"Some people do not become thinkers simply because their memories are too good." Nietzsche
Being a "thinker", this quote resonates through my body. While it is a very short quote, simple and to the point. It is long enough to ignite thinking.
First, let’s explore just what the terms thinking and memory mean. The American Heritage dictionary states that thinking is to have or formulate in the mind; to ponder, to reason. Memory is the mental faculty of retaining and recalling past experience. While both words involve action in the brain, their functions differ.
Memory contains a certain structure. Past events, knowledge gain, and facts learned are all stored in the mind’s database in a static manner. Thinking is free flowing. Its indexes are assigned dynamically. Thus, knowledge connections can weave brilliant new patterns during thinking.
So how can good memories impair thinking? Let’s "think" about this for a moment. "S/he has a sharp mind." What is being implied here is that s/he is able to efficiently retrieve previously stored information. Ask them a question and they can give you the correct answer quickly. The more efficient their database is the more fixed their connections become and the less likely that they will explore alternative paths.

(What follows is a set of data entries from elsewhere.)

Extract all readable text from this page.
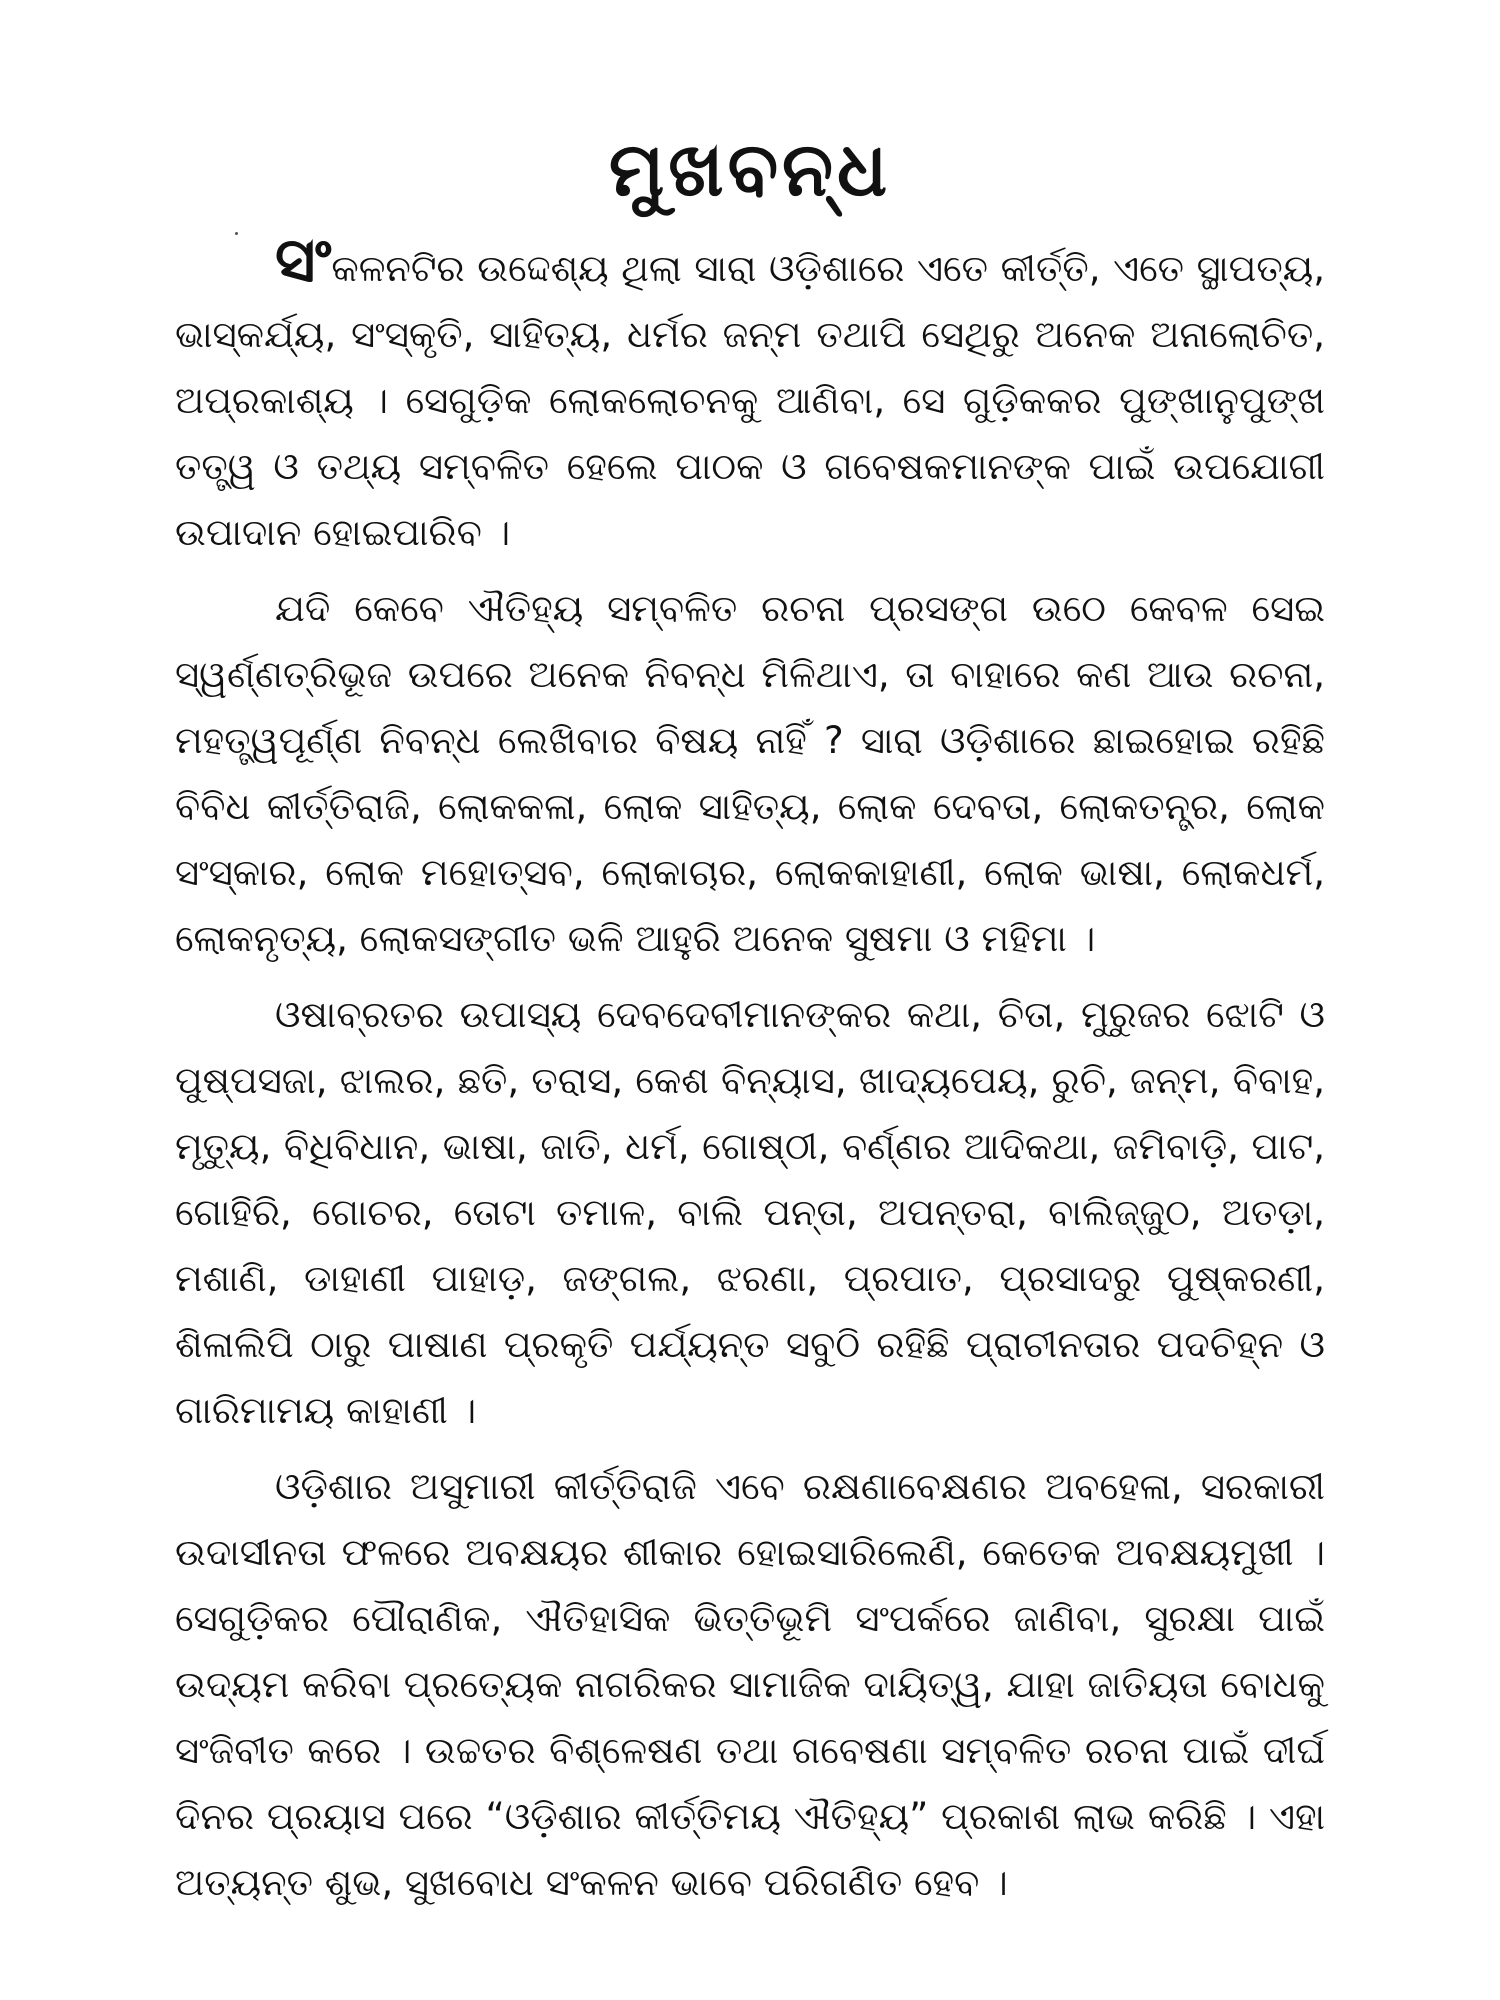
ମୁଖବନ୍ଧ

ସଂକଳନଟିର ଉଦ୍ଦେଶ୍ୟ ଥିଲା ସାରା ଓଡ଼ିଶାରେ ଏତେ କୀର୍ତ୍ତି, ଏତେ ସ୍ଥାପତ୍ୟ, ଭାସ୍କର୍ଯ୍ୟ, ସଂସ୍କୃତି, ସାହିତ୍ୟ, ଧର୍ମର ଜନ୍ମ ତଥାପି ସେଥିରୁ ଅନେକ ଅନାଲୋଚିତ, ଅପ୍ରକାଶ୍ୟ । ସେଗୁଡ଼ିକ ଲୋକଲୋଚନକୁ ଆଣିବା, ସେ ଗୁଡ଼ିକକର ପୁଙ୍ଖାନୁପୁଙ୍ଖ ତତ୍ତ୍ୱ ଓ ତଥ୍ୟ ସମ୍ବଳିତ ହେଲେ ପାଠକ ଓ ଗବେଷକମାନଙ୍କ ପାଇଁ ଉପଯୋଗୀ ଉପାଦାନ ହୋଇପାରିବ ।

ଯଦି କେବେ ଐତିହ୍ୟ ସମ୍ବଳିତ ରଚନା ପ୍ରସଙ୍ଗ ଉଠେ କେବଳ ସେଇ ସ୍ୱର୍ଣ୍ଣତ୍ରିଭୂଜ ଉପରେ ଅନେକ ନିବନ୍ଧ ମିଳିଥାଏ, ତା ବାହାରେ କଣ ଆଉ ରଚନା, ମହତ୍ତ୍ୱପୂର୍ଣ୍ଣ ନିବନ୍ଧ ଲେଖିବାର ବିଷୟ ନାହିଁ ? ସାରା ଓଡ଼ିଶାରେ ଛାଇହୋଇ ରହିଛି ବିବିଧ କୀର୍ତ୍ତିରାଜି, ଲୋକକଳା, ଲୋକ ସାହିତ୍ୟ, ଲୋକ ଦେବତା, ଲୋକତନ୍ତ୍ର, ଲୋକ ସଂସ୍କାର, ଲୋକ ମହୋତ୍ସବ, ଲୋକାଚାର, ଲୋକକାହାଣୀ, ଲୋକ ଭାଷା, ଲୋକଧର୍ମ, ଲୋକନୃତ୍ୟ, ଲୋକସଙ୍ଗୀତ ଭଳି ଆହୁରି ଅନେକ ସୁଷମା ଓ ମହିମା ।

ଓଷାବ୍ରତର ଉପାସ୍ୟ ଦେବଦେବୀମାନଙ୍କର କଥା, ଚିତା, ମୁରୁଜର ଝୋଟି ଓ ପୁଷ୍ପସଜା, ଝାଲର, ଛତି, ତରାସ, କେଶ ବିନ୍ୟାସ, ଖାଦ୍ୟପେୟ, ରୁଚି, ଜନ୍ମ, ବିବାହ, ମୃତ୍ୟୁ, ବିଧିବିଧାନ, ଭାଷା, ଜାତି, ଧର୍ମ, ଗୋଷ୍ଠୀ, ବର୍ଣ୍ଣର ଆଦିକଥା, ଜମିବାଡ଼ି, ପାଟ, ଗୋହିରି, ଗୋଚର, ତୋଟା ତମାଳ, ବାଲି ପନ୍ତା, ଅପନ୍ତରା, ବାଲିଜ୍ଜୁଠ, ଅତଡ଼ା, ମଶାଣି, ଡାହାଣୀ ପାହାଡ଼, ଜଙ୍ଗଲ, ଝରଣା, ପ୍ରପାତ, ପ୍ରସାଦରୁ ପୁଷ୍କରଣୀ, ଶିଳାଲିପି ଠାରୁ ପାଷାଣ ପ୍ରକୃତି ପର୍ଯ୍ୟନ୍ତ ସବୁଠି ରହିଛି ପ୍ରାଚୀନତାର ପଦଚିହ୍ନ ଓ ଗାରିମାମୟ କାହାଣୀ ।

ଓଡ଼ିଶାର ଅସୁମାରୀ କୀର୍ତ୍ତିରାଜି ଏବେ ରକ୍ଷଣାବେକ୍ଷଣର ଅବହେଳା, ସରକାରୀ ଉଦାସୀନତା ଫଳରେ ଅବକ୍ଷୟର ଶୀକାର ହୋଇସାରିଲେଣି, କେତେକ ଅବକ୍ଷୟମୁଖୀ । ସେଗୁଡ଼ିକର ପୌରାଣିକ, ଐତିହାସିକ ଭିତ୍ତିଭୂମି ସଂପର୍କରେ ଜାଣିବା, ସୁରକ୍ଷା ପାଇଁ ଉଦ୍ୟମ କରିବା ପ୍ରତ୍ୟେକ ନାଗରିକର ସାମାଜିକ ଦାୟିତ୍ୱ, ଯାହା ଜାତିୟତା ବୋଧକୁ ସଂଜିବୀତ କରେ । ଉଚ୍ଚତର ବିଶ୍ଳେଷଣ ତଥା ଗବେଷଣା ସମ୍ବଳିତ ରଚନା ପାଇଁ ଦୀର୍ଘ ଦିନର ପ୍ରୟାସ ପରେ “ଓଡ଼ିଶାର କୀର୍ତ୍ତିମୟ ଐତିହ୍ୟ” ପ୍ରକାଶ ଲାଭ କରିଛି । ଏହା ଅତ୍ୟନ୍ତ ଶୁଭ, ସୁଖବୋଧ ସଂକଳନ ଭାବେ ପରିଗଣିତ ହେବ ।
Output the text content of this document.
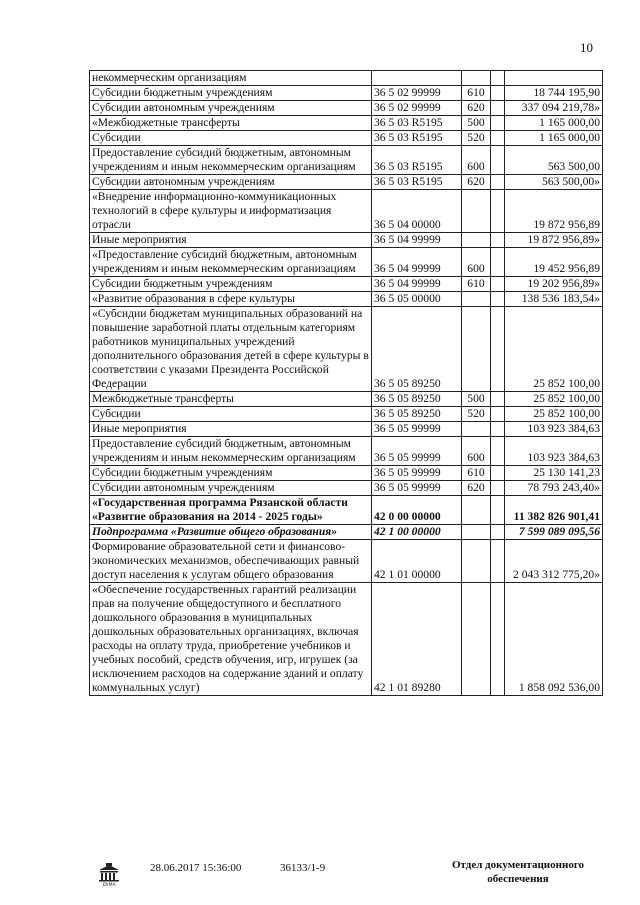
10
некоммерческим организациям				
Субсидии бюджетным учреждениям	36 5 02 99999	610		18 744 195,90
Субсидии автономным учреждениям	36 5 02 99999	620		337 094 219,78»
«Межбюджетные трансферты	36 5 03 R5195	500		1 165 000,00
Субсидии	36 5 03 R5195	520		1 165 000,00
Предоставление субсидий бюджетным, автономным учреждениям и иным некоммерческим организациям	36 5 03 R5195	600		563 500,00
Субсидии автономным учреждениям	36 5 03 R5195	620		563 500,00»
«Внедрение информационно-коммуникационных технологий в сфере культуры и информатизация отрасли	36 5 04 00000			19 872 956,89
Иные мероприятия	36 5 04 99999			19 872 956,89»
«Предоставление субсидий бюджетным, автономным учреждениям и иным некоммерческим организациям	36 5 04 99999	600		19 452 956,89
Субсидии бюджетным учреждениям	36 5 04 99999	610		19 202 956,89»
«Развитие образования в сфере культуры	36 5 05 00000			138 536 183,54»
«Субсидии бюджетам муниципальных образований на повышение заработной платы отдельным категориям работников муниципальных учреждений дополнительного образования детей в сфере культуры в соответствии с указами Президента Российской Федерации	36 5 05 89250			25 852 100,00
Межбюджетные трансферты	36 5 05 89250	500		25 852 100,00
Субсидии	36 5 05 89250	520		25 852 100,00
Иные мероприятия	36 5 05 99999			103 923 384,63
Предоставление субсидий бюджетным, автономным учреждениям и иным некоммерческим организациям	36 5 05 99999	600		103 923 384,63
Субсидии бюджетным учреждениям	36 5 05 99999	610		25 130 141,23
Субсидии автономным учреждениям	36 5 05 99999	620		78 793 243,40»
«Государственная программа Рязанской области «Развитие образования на 2014 - 2025 годы»	42 0 00 00000			11 382 826 901,41
Подпрограмма «Развитие общего образования»	42 1 00 00000			7 599 089 095,56
Формирование образовательной сети и финансово-экономических механизмов, обеспечивающих равный доступ населения к услугам общего образования	42 1 01 00000			2 043 312 775,20»
«Обеспечение государственных гарантий реализации прав на получение общедоступного и бесплатного дошкольного образования в муниципальных дошкольных образовательных организациях, включая расходы на оплату труда, приобретение учебников и учебных пособий, средств обучения, игр, игрушек (за исключением расходов на содержание зданий и оплату коммунальных услуг)	42 1 01 89280			1 858 092 536,00
ДУМА
28.06.2017 15:36:00	36133/1-9	Отдел документационного обеспечения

Ah the thinker. The thinker may be just as capable of swiftly retrieving called upon data as the non-thinker. However, for the thinker, their neural paths are not always well-traveled routes. For example, a rose may not "instantly" link to "a flowering plant" in the mind of a thinker. Instead, the journey from rose to flowering plant would contain many side-trips. The word rose may first take the thinker to their grandmother, from there to her famous vegetable soup, next to the smell of her home, the warmth of the sunlight pouring in the back window, to the garden just outside that window, the flowers that grew in that garden, to the stars in the sky,…, and eventually ending up at "a flowering plant". Well, maybe! What a shame it would be to not be able to allow one’s mind to explore uncharted paths. It is from these expeditions that new knowledge, insights, and creativity springs forth.
The "great" minds are the world have all been thinkers - Beethoven, Mozart, Bach, daVinci, Michelangelo, Socrates, Plato, Kant, Copernicus, Darwin, Einstein, to name a few. Their legacy is in not what they knew but in what they thought/created.